Alguns dos aspectos apontados por Ab’Saber confrontam entrevistas e depoimentos reunidos na última edição da Fórum, que teve o aquecimento global como tema de capa. Vale ressaltar que ele não discorda de que o fenômeno de fato ocorra e que tenha relação com a emissão de gases por automóveis, indústrias e queimadas. Mas denuncia o alarmismo simplista, que pode só piorar a compreensão e o rumo das coisas.

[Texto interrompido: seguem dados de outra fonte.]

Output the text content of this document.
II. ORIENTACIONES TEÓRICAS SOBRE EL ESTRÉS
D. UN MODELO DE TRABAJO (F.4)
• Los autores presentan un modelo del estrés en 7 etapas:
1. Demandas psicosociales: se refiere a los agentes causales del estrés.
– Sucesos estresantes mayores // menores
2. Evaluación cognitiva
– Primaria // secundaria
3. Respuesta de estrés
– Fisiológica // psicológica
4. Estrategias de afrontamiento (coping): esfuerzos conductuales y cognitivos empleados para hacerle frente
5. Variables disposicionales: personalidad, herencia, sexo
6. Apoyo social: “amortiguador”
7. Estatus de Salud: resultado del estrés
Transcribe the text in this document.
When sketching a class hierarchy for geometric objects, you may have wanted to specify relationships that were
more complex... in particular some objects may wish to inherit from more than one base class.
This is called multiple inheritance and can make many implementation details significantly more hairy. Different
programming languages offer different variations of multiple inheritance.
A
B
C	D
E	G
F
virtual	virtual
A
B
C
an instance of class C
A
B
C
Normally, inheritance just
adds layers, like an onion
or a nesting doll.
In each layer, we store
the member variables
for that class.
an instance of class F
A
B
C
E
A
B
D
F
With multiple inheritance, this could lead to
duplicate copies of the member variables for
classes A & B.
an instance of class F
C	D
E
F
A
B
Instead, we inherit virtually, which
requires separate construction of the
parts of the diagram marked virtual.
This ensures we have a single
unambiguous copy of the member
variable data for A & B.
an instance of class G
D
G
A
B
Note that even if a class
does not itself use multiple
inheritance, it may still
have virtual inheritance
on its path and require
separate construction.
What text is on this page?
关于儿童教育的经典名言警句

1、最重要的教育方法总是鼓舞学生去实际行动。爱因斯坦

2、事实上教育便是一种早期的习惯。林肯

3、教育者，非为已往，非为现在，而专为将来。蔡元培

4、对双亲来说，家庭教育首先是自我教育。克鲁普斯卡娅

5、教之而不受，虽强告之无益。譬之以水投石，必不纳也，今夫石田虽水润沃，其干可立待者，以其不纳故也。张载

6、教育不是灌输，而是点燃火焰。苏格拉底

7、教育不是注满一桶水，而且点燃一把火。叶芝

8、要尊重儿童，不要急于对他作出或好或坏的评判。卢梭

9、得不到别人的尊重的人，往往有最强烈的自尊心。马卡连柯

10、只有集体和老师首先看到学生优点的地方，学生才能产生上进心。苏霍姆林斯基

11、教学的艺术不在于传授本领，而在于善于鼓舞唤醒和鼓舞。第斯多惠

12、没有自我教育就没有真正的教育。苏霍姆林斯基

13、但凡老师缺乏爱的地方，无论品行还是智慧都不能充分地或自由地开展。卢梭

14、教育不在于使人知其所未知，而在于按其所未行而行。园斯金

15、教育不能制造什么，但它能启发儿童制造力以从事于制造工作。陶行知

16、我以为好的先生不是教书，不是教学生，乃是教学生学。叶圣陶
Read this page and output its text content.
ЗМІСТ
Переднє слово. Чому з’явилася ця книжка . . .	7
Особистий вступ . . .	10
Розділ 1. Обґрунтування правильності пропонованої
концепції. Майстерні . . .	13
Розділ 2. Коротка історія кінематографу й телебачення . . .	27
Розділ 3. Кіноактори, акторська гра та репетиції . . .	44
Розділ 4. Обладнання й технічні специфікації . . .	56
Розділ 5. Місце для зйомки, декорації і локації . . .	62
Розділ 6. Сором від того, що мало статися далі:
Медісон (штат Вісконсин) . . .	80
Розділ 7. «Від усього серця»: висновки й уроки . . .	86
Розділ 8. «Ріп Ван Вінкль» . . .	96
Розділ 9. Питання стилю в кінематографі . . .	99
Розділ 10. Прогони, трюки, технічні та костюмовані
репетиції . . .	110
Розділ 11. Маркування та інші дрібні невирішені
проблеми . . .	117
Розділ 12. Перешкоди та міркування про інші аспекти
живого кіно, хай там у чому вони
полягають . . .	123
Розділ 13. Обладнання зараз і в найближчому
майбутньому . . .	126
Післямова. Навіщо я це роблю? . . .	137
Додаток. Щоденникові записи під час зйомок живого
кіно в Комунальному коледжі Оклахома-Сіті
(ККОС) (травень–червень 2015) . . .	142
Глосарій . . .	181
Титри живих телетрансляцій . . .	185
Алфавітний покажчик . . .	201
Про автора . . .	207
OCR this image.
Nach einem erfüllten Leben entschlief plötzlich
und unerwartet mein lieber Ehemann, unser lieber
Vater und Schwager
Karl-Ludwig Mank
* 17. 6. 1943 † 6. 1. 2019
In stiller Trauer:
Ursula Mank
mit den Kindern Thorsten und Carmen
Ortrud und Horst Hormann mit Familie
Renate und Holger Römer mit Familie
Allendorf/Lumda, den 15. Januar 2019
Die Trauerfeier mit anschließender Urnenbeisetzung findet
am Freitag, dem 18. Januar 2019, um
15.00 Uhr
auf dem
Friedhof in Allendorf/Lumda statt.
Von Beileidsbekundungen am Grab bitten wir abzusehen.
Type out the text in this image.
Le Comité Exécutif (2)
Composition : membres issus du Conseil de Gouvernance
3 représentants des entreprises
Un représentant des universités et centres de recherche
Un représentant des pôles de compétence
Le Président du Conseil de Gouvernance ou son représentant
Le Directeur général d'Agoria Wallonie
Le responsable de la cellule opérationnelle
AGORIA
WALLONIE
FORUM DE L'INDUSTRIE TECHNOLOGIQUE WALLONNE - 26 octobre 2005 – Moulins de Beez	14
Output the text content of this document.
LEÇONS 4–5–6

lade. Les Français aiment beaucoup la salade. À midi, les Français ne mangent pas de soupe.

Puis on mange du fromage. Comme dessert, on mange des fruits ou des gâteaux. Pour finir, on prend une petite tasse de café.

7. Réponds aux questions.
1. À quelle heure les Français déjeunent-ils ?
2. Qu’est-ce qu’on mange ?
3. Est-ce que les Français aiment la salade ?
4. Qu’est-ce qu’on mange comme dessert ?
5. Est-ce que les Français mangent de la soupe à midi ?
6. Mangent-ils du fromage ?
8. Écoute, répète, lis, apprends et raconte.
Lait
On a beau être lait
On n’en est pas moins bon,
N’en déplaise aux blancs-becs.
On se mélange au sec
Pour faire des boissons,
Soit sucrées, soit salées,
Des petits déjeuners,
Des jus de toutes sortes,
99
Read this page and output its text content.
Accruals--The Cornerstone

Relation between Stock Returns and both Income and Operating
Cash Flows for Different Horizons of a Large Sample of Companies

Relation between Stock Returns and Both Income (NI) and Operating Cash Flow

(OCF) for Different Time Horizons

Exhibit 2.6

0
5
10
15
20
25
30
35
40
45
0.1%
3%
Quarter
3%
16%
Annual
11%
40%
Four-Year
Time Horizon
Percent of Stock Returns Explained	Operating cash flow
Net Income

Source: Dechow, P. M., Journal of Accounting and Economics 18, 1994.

Na entrevista concedida à Fórum, o geógrafo tocou em outro assunto importante, já comentado nesta publicação: o afastamento do governo Lula da classe intelectual. Isso não somente deixa empobrecida a discussão sobre políticas públicas, como entrega sua condução quase que exclusivamente a técnicos que nem sempre conseguem pensar e arquitetar além de seus próprios ofícios.
Entre as controvérsias e discussões mal conduzidas e igualmente mal resolvidas estão a construção da usina hidrelétrica do rio Madeira e a transposição do rio São Francisco, projetos em que a sociedade e boa parte dos intelectuais, mesmo aqueles que ajudaram a fundar o partido do presidente, foram pouco ouvidas. E cada vez fica mais evidente a urgência de ouvi-las.